Yes, you can do it, with Cell and RefCell, though the former is restricted to POD types and the latter comes with some minor runtime overhead.
Inherited mutability is not an unnecessary restriction from the point of view of memory safety. It's critical to Rust's ability to prevent iterator invalidation and related bugs at compile time. The fact that C++ doesn't do it is the source of many of its memory safety problems, such as dangling references and iterator invalidation.
Within context (the article is for C++ programmers) POD is a commonly used acronym.
If you're a C++ programmer and don't know about POD types (data types with zero implicit C++ behaviors), you should brush up on your fundamentals – it's essential to understand when and why C++ behaviors (i.e. behaviors above and beyond plain C) are invoked implicitly.

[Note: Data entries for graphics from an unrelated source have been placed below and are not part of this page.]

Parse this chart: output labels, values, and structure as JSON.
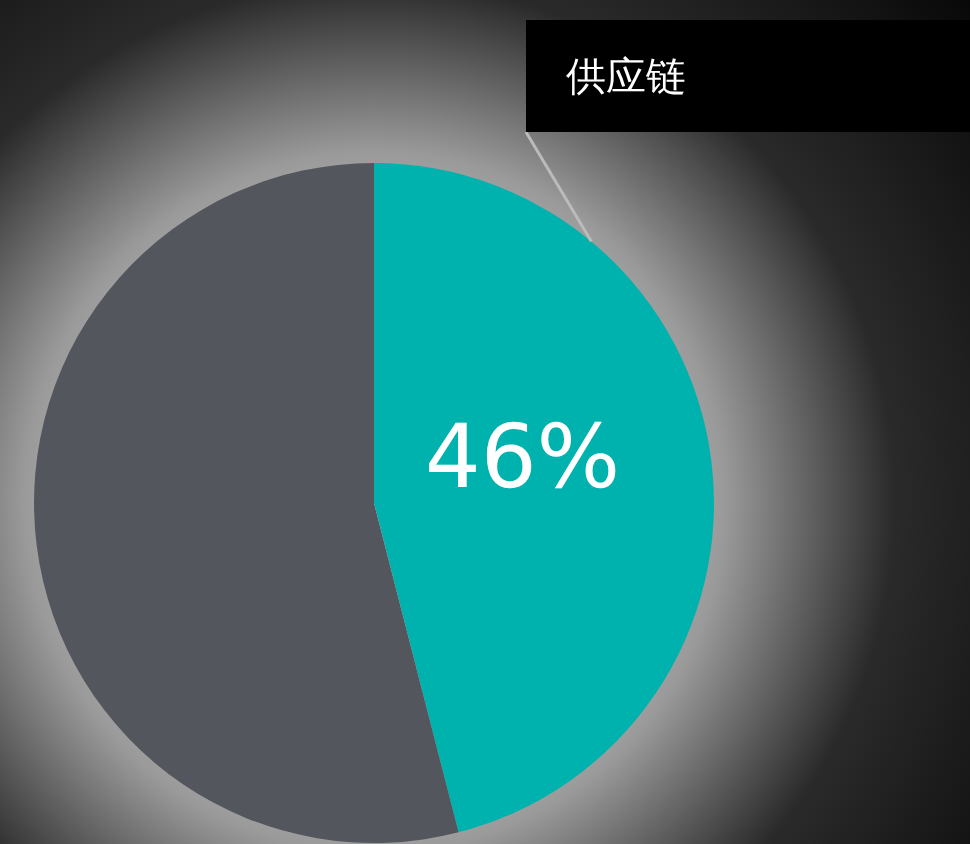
{
  "chart_data": {
    "type": "pie",
    "categories": [
      "供应链",
      null
    ],
    "values": [
      46,
      54
    ],
    "colors": [
      "#00b2ad",
      "#53565c"
    ],
    "value_labels": [
      "46%",
      null
    ],
    "legend": false
  }
}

I believe it actually means that y can be made to reference something other than x.
let x = 5
let mut y = &x
let i = 13
y = &i
This is similar to C++'s const-pointers and pointers-to-consts, where either a pointer cannot be made to point at something different or the pointer cannot be used to change what it points at.
Inherited mutability is not an unnecessary restriction from the point of view of memory safety. It's critical to Rust's ability to prevent iterator invalidation and related bugs at compile time. The fact that C++ doesn't do it is the source of many of its memory safety problems, such as dangling references and iterator invalidation.